一道窄长的光带横在沙发前的木地板上,比灰浅一些,边缘有一点暖色。她愣了一下,昨天那扇窗是关着的,窗帘也拉着。

她坐起来的时候,身上的薄毯滑到腰际,毯子叠得整整齐齐,和她睡前被盖上的样子不一样——有人在她睡着之后重新叠过。

而那个人是谁,显而易见。

厨房里有声音,很轻,像什么东西在木板上被慢慢切着。

林栀站起来,赤脚踩在地板上,那道光带的边缘有一点点暖。她走到厨房门口,沈默背对着她站在料理台前,面前摊着一块旧砧板,上面搁着两片切好的合成蛋白块。他听到脚步声没有回头,只说了一句:"你醒了。"

"嗯。"

"窗户我开了一会儿。"他说,"早上风从东边来,那边的灰比较薄。"

林栀走到窗边往外看,东边确实比南边亮一些,灰雾的颜色在那一侧浅了一层,像被人掀开了一角,露出底下压了一整夜的、还没有被雾完全覆盖的天光。

"你几点起来的?"她问。

"比你早一点。"

他在说"早一点"的时候,林栀看到料理台角落已经放好了一碗温热的、冒着细小白气的水。碗边搁着一只小碟,碟子里有两片切好的合成蛋白块,边上有一小撮干菜碎末。

"你煮了水?"

"烧开了放了一会儿。"他说,"不烫了,你可以先去洗漱。"

林栀轻笑了一声,眼睛在厨房转了一圈,发现确实没有需要她帮忙的事,便转身走去卫生间。
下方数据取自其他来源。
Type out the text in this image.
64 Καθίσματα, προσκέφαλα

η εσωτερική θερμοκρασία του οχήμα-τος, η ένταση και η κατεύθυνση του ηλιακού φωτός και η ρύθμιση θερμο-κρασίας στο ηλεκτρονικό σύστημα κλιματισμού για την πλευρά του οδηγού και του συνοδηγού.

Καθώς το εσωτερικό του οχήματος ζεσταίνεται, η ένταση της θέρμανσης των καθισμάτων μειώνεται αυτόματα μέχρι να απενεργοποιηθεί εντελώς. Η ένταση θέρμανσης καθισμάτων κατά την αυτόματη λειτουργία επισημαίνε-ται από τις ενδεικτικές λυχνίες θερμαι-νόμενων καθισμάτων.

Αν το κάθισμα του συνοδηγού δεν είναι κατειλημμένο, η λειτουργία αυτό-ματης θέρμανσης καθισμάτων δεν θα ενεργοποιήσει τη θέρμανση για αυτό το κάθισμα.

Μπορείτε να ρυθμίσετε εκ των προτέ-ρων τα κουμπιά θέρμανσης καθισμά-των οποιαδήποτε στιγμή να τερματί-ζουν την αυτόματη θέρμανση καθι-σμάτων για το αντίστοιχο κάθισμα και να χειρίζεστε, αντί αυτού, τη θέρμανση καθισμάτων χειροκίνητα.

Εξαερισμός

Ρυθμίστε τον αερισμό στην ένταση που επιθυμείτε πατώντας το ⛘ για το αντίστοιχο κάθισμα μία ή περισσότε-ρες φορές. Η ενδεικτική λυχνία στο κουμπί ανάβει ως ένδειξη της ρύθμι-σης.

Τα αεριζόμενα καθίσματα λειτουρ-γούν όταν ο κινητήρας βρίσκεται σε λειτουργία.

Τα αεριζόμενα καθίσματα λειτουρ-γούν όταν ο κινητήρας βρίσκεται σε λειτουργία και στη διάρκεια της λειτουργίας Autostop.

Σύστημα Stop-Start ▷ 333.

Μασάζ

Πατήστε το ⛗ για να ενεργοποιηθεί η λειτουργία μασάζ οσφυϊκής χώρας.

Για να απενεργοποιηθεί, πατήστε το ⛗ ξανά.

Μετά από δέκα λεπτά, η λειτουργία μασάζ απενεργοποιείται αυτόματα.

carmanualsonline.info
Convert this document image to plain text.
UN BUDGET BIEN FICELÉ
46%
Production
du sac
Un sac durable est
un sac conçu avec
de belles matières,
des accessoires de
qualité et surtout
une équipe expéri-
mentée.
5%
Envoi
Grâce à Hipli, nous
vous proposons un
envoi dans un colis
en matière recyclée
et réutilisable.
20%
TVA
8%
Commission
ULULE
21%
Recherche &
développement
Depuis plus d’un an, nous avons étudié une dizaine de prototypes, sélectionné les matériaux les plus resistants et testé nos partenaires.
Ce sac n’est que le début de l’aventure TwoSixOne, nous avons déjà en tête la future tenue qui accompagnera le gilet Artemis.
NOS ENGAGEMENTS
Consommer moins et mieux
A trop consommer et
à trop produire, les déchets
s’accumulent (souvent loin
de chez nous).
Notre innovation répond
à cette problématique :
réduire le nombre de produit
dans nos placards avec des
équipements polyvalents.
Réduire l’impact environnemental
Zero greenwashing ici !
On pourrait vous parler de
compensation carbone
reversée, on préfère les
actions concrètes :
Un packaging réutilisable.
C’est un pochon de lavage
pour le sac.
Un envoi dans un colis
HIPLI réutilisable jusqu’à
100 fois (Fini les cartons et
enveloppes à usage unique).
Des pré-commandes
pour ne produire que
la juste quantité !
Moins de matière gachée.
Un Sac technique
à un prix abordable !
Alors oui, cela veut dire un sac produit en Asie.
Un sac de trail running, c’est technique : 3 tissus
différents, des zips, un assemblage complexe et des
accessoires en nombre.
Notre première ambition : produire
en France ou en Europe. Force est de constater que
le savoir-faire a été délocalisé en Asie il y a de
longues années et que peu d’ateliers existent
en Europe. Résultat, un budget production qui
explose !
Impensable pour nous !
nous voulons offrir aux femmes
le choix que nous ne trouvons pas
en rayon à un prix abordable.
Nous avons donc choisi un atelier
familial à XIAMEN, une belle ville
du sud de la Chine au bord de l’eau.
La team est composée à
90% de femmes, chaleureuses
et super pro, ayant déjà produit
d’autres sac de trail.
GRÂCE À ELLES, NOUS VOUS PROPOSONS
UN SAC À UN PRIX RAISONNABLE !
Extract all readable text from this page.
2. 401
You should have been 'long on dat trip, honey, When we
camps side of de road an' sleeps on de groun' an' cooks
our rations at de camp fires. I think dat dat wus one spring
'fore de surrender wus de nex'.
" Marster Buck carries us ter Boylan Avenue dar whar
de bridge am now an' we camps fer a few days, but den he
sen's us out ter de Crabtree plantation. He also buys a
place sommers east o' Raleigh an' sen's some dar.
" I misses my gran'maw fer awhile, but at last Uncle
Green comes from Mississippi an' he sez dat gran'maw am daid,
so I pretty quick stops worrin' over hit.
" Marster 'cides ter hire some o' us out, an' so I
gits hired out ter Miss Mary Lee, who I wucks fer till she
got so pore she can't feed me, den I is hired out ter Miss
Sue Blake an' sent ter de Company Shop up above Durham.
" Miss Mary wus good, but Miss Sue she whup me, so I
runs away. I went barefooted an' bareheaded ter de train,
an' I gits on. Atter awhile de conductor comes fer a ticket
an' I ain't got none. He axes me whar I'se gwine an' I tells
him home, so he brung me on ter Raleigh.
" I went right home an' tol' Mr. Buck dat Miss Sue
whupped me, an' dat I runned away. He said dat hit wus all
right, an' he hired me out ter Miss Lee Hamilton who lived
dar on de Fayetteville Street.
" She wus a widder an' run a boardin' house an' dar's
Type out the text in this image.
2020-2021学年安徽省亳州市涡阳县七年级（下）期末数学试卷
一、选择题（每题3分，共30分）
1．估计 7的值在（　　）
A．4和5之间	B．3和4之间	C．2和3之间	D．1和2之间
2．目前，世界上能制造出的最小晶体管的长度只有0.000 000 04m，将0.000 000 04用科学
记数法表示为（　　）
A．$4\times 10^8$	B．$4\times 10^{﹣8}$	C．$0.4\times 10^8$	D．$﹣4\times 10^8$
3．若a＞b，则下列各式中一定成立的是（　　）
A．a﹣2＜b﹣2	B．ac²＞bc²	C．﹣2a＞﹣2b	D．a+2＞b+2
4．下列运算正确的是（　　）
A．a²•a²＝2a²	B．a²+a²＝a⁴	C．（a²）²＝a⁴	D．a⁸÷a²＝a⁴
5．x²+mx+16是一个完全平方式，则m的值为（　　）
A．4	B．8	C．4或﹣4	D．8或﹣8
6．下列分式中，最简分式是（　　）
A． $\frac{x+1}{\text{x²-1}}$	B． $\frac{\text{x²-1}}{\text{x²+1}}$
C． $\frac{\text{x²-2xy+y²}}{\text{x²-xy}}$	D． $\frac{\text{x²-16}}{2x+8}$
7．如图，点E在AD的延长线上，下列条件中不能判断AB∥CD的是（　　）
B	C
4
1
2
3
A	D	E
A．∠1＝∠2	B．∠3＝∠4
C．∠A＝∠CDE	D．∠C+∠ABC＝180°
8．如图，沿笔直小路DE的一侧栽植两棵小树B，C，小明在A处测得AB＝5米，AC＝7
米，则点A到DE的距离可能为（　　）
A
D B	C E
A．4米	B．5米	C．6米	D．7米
等她出来的时候,她直接端起刚才那碗水喝了一口。水温刚好,干菜碎末泡开之后有一股很浅的咸香。她靠在料理台旁边,慢慢喝完了那碗水,然后低头看着碟子里那两片蛋白块。

"你以前也每天这样?"

"什么样?"

"早起烧水,切东西,把碗放好。"

沈默的动作停了一下。他正把砧板拿起来冲洗,水流冲过旧木板的表面,带着一点浅白色的碎末流进水槽里。他没有回头看她,水流的声音停了之后他才说:"以前没有那个碗,有时候自己喝一碗,有时候不喝。"

林栀没有接话,她拈起一片蛋白块放进嘴里,嚼了两下,咸味很淡,但是有嚼头。

她低头看着自己身上的旧T恤,肩线还是松垮垮的,布料的纹理贴在皮肤上,有一种属于别人的、已经洗过很多次的柔软。

"我今天想下楼去。"她说。

沈默关上水龙头,转过身来:"去找老魏?"

"嗯。"

"他在的。"他说,"他早上通常在一楼门口坐着。"

他把砧板放回架子上,擦了一下手,然后走到客厅,从昨天买回来的布袋里翻出一件叠好的淡灰色薄毛衣递给她。"这件洗过的,"他说,"你穿自己的。"

林栀接过来,布料柔软,带着一点新拆封的干燥气味。她低头看了一眼自己身上那件旧T恤,又看了一眼沈默递过来的薄毛衣。

"那你之前那件旧T恤……"

"不用还。"他说,"我还有。"

林栀看着他转身走进厨房的背影,在灰光里显得很薄,肩膀的轮廓在旧工装下微微突着。她把薄毛衣套在外面,袖口刚好到手腕。

老魏果然在一楼门口。

他坐在一把旧竹椅上,身子往后靠着椅背,双脚交叠搭在门槛边,手里捏着一根没点燃的烟,像已经在那里坐了很久。灰光从楼外涌进来,在他脚边铺了一片暗沉沉的亮。他看到林栀从楼梯口走出来的时候,没有动,也没有惊讶。

"起得比我想的早。"他说。

"沈默说你早上通常在门口坐着。"

"坐着。"他重复了一遍这个词,像在掂量它的分量,"我坐了很多年,以前坐在这儿等陈渡回来,后来不等了,但还是坐在这儿。习惯了。"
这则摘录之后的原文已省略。